I don’t know a lot about tears. They tell you that laughing is good for you, that it can add years to your life, even help cure cancer. But what about tears? What does it do to you if you rarely cry?
My earliest memory of crying was soon after my father’s massive heart attack forced him to retire and us to relocate to Seattle. I got in trouble for something. Dad was home, and I heard the slip and snap of his belt as it slid out of his trousers. I fled to my room and wailed.
“Stop sounding like a fire engine!” my mother yelled.
I cried because I didn’t want to be punished. I cried with rage at the injustice of it all. I cried because inside me was a great knot of feelings: grief over the death of my grandmother, shock over the jarring moves from familiar Maryland to foreign Honolulu and then overcast Seattle, fear that my father could die from a second heart attack, and profound loneliness because I was lonely.
Oh how I cried.
Eventually I got the message. I wasn’t supposed to cry.

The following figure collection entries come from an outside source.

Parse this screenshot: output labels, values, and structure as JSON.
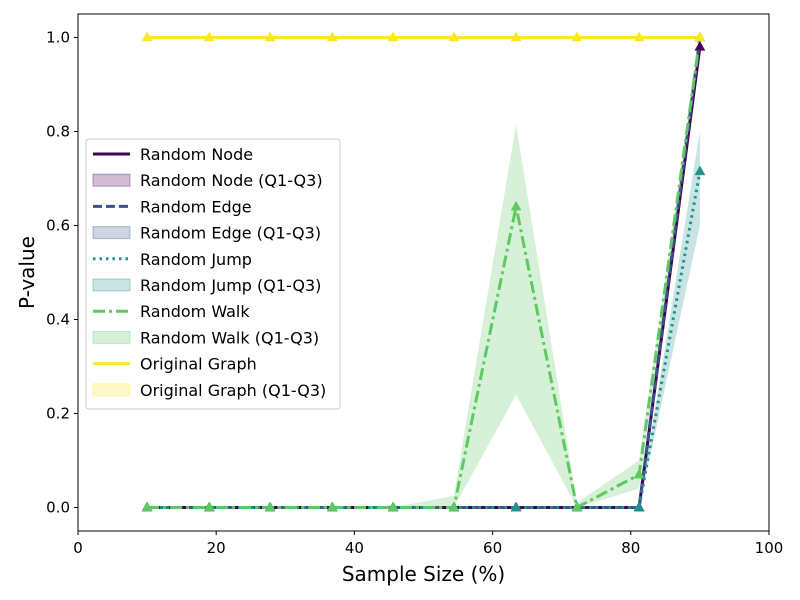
{
  "chart_data": {
    "type": "line",
    "title": "",
    "xlabel": "Sample Size (%)",
    "ylabel": "P-value",
    "xlim": [
      0,
      100
    ],
    "ylim": [
      -0.05,
      1.05
    ],
    "x_ticks": [
      "0",
      "20",
      "40",
      "60",
      "80",
      "100"
    ],
    "y_ticks": [
      "0.0",
      "0.2",
      "0.4",
      "0.6",
      "0.8",
      "1.0"
    ],
    "grid": false,
    "legend_position": "center-left",
    "x": [
      10,
      19,
      27.8,
      36.8,
      45.6,
      54.4,
      63.4,
      72.2,
      81.2,
      90
    ],
    "series": [
      {
        "name": "Random Node",
        "band_name": "Random Node (Q1-Q3)",
        "color": "#440154",
        "dash": "solid",
        "values": [
          0,
          0,
          0,
          0,
          0,
          0,
          0,
          0,
          0,
          0.98
        ],
        "q1": [
          0,
          0,
          0,
          0,
          0,
          0,
          0,
          0,
          0,
          0.97
        ],
        "q3": [
          0,
          0,
          0,
          0,
          0,
          0,
          0,
          0,
          0,
          0.99
        ]
      },
      {
        "name": "Random Edge",
        "band_name": "Random Edge (Q1-Q3)",
        "color": "#3b528b",
        "dash": "dashed",
        "values": [
          0,
          0,
          0,
          0,
          0,
          0,
          0,
          0,
          0,
          1.0
        ],
        "q1": [
          0,
          0,
          0,
          0,
          0,
          0,
          0,
          0,
          0,
          0.99
        ],
        "q3": [
          0,
          0,
          0,
          0,
          0,
          0,
          0,
          0,
          0,
          1.0
        ]
      },
      {
        "name": "Random Jump",
        "band_name": "Random Jump (Q1-Q3)",
        "color": "#21918c",
        "dash": "dotted",
        "values": [
          0,
          0,
          0,
          0,
          0,
          0,
          0,
          0,
          0,
          0.715
        ],
        "q1": [
          0,
          0,
          0,
          0,
          0,
          0,
          0,
          0,
          0,
          0.6
        ],
        "q3": [
          0,
          0,
          0,
          0,
          0,
          0,
          0,
          0,
          0,
          0.8
        ]
      },
      {
        "name": "Random Walk",
        "band_name": "Random Walk (Q1-Q3)",
        "color": "#5ec962",
        "dash": "dashdot",
        "values": [
          0,
          0,
          0,
          0,
          0,
          0,
          0.64,
          0,
          0.07,
          1.0
        ],
        "q1": [
          0,
          0,
          0,
          0,
          0,
          0,
          0.24,
          0,
          0.04,
          0.99
        ],
        "q3": [
          0,
          0,
          0,
          0,
          0,
          0.025,
          0.815,
          0.01,
          0.1,
          1.0
        ]
      },
      {
        "name": "Original Graph",
        "band_name": "Original Graph (Q1-Q3)",
        "color": "#fde725",
        "dash": "solid",
        "values": [
          1,
          1,
          1,
          1,
          1,
          1,
          1,
          1,
          1,
          1
        ],
        "q1": [
          1,
          1,
          1,
          1,
          1,
          1,
          1,
          1,
          1,
          1
        ],
        "q3": [
          1,
          1,
          1,
          1,
          1,
          1,
          1,
          1,
          1,
          1
        ]
      }
    ]
  }
}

My parents were of hardy western stock. Mom, only child of a short, scrappy attorney, learned to drive at 11 years of age so she could accompany her father while he hunted on the benches around Boise. Given his blood pressure problems, there was always the possibility she might need to drive for help. Dad grew up in Yakima under a “severe” father – his words — in a household where shit rolled downhill. His father criticized the eldest brother. The eldest took it out on Dad. His was the kind of family home where children were seen and not heard. His mother behaved civilly — as people would expect of the daughter of the town’s “grand old man” — while her husband left each night to sleep with his mistress. An open secret.

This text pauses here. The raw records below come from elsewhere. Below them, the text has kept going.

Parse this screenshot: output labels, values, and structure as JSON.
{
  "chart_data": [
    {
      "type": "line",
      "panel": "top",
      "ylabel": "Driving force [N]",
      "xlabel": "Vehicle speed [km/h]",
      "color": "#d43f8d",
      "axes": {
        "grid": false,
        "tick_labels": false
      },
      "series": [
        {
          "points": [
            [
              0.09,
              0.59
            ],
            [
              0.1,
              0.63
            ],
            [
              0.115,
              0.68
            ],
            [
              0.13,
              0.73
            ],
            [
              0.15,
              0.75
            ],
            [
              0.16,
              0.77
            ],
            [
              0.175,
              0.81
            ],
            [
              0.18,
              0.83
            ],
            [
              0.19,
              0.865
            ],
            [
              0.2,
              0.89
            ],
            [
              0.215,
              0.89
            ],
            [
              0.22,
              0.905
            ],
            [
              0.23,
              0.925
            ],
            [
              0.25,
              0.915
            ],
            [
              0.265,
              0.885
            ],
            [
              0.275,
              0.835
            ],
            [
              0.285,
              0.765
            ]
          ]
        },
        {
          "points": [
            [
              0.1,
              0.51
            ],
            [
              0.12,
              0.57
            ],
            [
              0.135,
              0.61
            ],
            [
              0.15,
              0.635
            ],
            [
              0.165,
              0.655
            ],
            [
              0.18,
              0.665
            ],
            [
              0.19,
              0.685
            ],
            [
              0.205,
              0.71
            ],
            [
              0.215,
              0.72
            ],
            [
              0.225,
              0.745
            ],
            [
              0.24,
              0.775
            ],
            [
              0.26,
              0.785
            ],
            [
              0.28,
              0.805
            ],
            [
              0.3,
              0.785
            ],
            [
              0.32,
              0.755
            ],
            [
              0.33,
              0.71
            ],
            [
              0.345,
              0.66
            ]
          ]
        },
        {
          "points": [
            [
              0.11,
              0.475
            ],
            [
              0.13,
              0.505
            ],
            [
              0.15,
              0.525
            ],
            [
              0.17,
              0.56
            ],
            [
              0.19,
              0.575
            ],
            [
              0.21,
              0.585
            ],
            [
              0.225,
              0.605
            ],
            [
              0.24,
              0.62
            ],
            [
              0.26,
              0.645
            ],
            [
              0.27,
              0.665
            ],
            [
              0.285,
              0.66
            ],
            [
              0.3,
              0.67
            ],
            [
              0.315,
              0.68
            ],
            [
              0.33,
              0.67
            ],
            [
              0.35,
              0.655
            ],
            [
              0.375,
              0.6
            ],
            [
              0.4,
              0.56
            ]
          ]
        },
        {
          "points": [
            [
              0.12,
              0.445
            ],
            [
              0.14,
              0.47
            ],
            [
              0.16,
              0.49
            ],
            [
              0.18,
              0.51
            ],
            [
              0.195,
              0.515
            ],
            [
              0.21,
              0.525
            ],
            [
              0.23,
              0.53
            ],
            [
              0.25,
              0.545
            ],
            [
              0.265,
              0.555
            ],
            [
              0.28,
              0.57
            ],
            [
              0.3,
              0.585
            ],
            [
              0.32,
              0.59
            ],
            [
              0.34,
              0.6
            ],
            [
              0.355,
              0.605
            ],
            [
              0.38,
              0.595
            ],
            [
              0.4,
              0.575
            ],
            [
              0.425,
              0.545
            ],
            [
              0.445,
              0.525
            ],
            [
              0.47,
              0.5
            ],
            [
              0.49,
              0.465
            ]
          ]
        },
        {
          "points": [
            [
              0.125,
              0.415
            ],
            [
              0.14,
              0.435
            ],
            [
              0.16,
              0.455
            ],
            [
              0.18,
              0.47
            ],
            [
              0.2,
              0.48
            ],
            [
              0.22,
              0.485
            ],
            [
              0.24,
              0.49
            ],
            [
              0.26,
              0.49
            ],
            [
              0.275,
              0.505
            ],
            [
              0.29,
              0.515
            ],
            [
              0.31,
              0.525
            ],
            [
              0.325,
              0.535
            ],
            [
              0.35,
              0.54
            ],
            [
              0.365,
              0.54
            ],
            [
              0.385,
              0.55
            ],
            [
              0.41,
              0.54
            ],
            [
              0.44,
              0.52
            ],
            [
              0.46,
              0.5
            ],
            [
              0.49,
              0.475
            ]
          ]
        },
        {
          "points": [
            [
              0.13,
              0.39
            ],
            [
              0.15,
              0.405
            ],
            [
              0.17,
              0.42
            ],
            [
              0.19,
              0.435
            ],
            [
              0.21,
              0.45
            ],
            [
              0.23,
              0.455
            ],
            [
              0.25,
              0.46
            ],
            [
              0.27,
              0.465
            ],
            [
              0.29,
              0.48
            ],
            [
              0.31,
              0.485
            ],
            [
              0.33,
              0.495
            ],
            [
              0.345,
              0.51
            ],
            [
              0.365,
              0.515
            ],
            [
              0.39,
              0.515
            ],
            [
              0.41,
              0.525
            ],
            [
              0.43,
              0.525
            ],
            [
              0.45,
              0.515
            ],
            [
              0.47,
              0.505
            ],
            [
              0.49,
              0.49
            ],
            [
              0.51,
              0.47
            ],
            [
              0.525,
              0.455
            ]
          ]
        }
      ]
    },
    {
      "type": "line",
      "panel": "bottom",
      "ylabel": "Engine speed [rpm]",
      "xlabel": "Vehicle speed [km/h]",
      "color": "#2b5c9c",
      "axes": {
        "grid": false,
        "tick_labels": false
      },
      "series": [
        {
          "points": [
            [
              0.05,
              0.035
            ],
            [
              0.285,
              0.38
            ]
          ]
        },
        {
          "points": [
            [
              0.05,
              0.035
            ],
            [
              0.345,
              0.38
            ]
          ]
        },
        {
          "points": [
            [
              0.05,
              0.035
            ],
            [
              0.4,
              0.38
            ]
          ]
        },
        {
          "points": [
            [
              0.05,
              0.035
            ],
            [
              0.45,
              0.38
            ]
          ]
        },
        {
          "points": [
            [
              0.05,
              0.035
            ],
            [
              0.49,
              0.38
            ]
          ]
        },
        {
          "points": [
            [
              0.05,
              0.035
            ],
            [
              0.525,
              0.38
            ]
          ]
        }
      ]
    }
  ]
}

When bad things happened, my mother was unshockable. It wasn’t just that she was unflappable. It was as if a switch was flipped and she went into sergeant mode. She dealt with it — whatever it was — without fuss.
She expected the same of me. My brothers, all older, knew the rules without being told. They were the sons of a hunter, sons of a Marine.
Somehow I thought the rules would be different for a girl. I felt different. I wanted to share my enthusiasm, my indignation, my pain. I wanted to be held and comforted.
Rather than provoking sympathy, my expressions of emotion exasperated my mother (she would say outbursts). In early grade school, she would let me lean against her for a while — but only a while — before eventually complaining, “Stop clinging.” Mom was a big believer in shaking things off. Her biggest hero was her grandmother, who lived into her hundreds and was famous for her advice about illness, “Just make up your mind and shake it off by morning.”
Mind over matter.
I don’t mean to whine. (See? I had a pop up message in my head that said, “Quit whining.”) Or to blame my parents for being the stoics that they were. Stoicism has a lot going for it. Stoicism got Mom through the loss of her father while she was still in college, supported her through WWII, and saw both Mom and Dad through the loss of their daughter to leukemia.
This whole topic came up because I’ve been really mushy the last 24 hours. (Mushy? I know. It’s hard not to be pejorative.) I was looking for an old piece of family memorabilia and stumbled across a plaster mold of my son’s handprint and his first pair of real walking shoes. I almost lost it.
You see, he’s graduating from college tomorrow.
When I posted a picture of my find on Facebook, a friend advised, “Be sure to take tissues tomorrow!”
I wondered, will I cry? It’s not that I avoid crying. I simply can’t.
I’m not the family crier. My husband is. When we go to a movie with any kind of emotional moment, my daughter and I look over to him to see if he’s tearing up. He usually is. My husband comes from a whole family of criers. My best friends are criers. My children are criers.
When I was in therapy as a young mother, my homework assignment was to let the feelings in, to sit with sadness, to let myself cry. Crying, for me, took effort. When I finally would cry, it was as if the dam broke. I couldn’t stop.
So I wonder, will I cry?
I can feel my heart threaten to explode out of my chest. My son has overcome some really awful stuff to take that walk across his commencement stage. At times, in the past two years, I have felt as vulnerable as a new mom looking down at that gentle baby who looked in awe at the world around him. Wondering, how did this miracle happen? Will I be able to give him what he needs and keep him safe?
I don’t know if I will cry. I’ve been well trained. But I can tell you my heart is cracked open, hovering outside my body, waiting for tomorrow.